I don't choose to live like this because I can afford it. I live this way, and do without other things. I think of those who live in houses or flats with multiple rooms, petting the companion animals they can afford to feed, with their feet on a coffee table or rug, drinking out of their own mugs. And the poor things don't realize how good they've got it, but eye my windfall askance and look for something more to be dissatisfied with. It's human nature. I've done the same, back when I could afford to.

Everything I own right now fits into a messenger bag and a carryon; that's it. There are three boxes and a dive bag stored with a friend somewhere. I know I'll see the friend again (to the extent one can be sure of anything), but heaven only knows whether I'll see the stuff, because stuff tends to leave me by freaks of chance.
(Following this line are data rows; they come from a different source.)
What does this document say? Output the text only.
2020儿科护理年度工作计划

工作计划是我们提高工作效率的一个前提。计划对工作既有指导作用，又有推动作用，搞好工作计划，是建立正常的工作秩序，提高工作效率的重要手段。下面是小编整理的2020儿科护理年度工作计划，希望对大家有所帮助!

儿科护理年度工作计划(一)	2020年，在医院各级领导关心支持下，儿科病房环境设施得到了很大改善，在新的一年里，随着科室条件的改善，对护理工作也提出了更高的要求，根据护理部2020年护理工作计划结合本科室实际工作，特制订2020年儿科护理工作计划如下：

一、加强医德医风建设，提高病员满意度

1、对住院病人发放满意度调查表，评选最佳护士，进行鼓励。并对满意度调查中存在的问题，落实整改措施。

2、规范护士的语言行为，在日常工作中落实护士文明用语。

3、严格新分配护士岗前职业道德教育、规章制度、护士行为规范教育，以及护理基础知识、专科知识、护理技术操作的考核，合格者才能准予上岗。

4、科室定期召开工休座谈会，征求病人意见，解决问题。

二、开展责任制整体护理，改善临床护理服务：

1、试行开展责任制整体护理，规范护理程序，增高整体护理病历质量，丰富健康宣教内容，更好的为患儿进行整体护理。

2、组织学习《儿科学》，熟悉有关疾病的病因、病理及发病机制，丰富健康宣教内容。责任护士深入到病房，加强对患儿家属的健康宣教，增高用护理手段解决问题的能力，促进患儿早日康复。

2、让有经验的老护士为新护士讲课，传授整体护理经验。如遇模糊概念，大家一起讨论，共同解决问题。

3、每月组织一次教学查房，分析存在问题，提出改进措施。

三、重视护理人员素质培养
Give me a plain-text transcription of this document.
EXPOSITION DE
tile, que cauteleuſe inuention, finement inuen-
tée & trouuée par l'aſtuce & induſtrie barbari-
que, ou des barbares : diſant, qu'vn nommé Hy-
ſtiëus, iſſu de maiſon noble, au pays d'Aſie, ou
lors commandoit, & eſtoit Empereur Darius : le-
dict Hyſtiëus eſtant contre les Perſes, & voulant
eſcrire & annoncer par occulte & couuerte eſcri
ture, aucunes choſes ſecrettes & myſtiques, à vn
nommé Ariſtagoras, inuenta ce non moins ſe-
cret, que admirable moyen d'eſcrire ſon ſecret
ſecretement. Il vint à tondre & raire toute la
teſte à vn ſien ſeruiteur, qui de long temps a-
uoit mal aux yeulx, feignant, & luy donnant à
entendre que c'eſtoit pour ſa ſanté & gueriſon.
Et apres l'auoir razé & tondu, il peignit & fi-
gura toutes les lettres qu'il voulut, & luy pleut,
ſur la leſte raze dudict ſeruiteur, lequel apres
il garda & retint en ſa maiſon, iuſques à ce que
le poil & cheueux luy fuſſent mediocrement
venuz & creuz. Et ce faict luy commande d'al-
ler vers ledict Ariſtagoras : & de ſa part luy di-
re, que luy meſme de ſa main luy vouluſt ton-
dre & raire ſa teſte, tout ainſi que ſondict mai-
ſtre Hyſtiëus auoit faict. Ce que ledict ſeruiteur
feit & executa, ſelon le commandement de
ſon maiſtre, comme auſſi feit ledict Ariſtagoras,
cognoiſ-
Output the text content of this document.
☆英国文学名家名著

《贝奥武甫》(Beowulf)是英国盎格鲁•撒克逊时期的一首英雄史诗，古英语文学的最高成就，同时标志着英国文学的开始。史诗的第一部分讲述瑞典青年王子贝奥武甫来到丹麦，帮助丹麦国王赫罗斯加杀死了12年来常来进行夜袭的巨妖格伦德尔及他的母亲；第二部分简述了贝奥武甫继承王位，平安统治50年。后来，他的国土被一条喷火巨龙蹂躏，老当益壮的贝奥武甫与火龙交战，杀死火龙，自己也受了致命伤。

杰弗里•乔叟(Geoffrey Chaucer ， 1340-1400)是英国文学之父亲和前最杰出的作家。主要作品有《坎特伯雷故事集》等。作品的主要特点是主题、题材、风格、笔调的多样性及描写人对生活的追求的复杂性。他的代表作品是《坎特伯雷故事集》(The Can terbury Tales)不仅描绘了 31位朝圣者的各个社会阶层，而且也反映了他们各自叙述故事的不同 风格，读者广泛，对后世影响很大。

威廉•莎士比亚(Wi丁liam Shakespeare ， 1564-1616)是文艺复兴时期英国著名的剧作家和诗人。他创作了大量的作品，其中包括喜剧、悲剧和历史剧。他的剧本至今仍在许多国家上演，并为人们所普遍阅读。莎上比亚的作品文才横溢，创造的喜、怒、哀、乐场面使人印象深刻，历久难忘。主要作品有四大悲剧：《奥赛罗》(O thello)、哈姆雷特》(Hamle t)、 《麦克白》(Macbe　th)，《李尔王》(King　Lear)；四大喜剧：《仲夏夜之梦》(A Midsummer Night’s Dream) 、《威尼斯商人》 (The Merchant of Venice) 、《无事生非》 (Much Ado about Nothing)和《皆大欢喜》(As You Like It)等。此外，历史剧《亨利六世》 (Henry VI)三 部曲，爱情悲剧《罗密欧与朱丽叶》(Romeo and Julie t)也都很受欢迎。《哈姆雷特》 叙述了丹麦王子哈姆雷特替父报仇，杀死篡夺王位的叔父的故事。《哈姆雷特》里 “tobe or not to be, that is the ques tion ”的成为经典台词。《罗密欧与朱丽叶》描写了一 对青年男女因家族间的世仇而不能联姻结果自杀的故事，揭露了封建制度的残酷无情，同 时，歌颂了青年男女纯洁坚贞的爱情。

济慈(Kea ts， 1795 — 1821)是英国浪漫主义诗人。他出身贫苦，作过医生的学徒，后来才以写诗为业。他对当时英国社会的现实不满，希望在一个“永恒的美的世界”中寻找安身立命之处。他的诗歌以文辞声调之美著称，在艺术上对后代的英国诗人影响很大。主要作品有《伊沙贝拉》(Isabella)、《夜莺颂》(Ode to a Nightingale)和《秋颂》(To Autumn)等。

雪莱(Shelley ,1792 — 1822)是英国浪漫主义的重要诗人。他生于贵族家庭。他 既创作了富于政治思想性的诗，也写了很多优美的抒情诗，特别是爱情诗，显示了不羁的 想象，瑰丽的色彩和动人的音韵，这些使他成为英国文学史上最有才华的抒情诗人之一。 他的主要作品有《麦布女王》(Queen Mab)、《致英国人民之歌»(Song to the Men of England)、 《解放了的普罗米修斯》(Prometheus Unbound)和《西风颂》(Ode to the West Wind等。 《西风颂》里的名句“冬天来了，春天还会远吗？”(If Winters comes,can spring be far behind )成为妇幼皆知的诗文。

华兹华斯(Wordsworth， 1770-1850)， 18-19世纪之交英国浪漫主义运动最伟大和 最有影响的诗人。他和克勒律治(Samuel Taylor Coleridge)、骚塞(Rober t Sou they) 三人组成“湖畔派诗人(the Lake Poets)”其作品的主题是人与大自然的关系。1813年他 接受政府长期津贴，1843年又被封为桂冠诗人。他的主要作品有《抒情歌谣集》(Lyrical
In the end, if it's not important enough to keep with me, how badly do I really need it?

I've learned to be relaxed about possessions. Having the US Postal Service lose thousands of dollars of art, books and paraphernalia at a formative moment in life, can have that effect. All I need is enough to wear, plus the laptop and e-reader. Other things (pots, knives, movies) are useful, but I find them hard to hold onto; they keep slipping away, one way or another.

I know exactly what I'm going to do with that backpay. Every penny will be used. Not spent, not frittered, not idly indulged with. Nothing will be wasted. It should be just enough.

There is still no excess or slack in the system. But as long as there is just enough, I can make it work.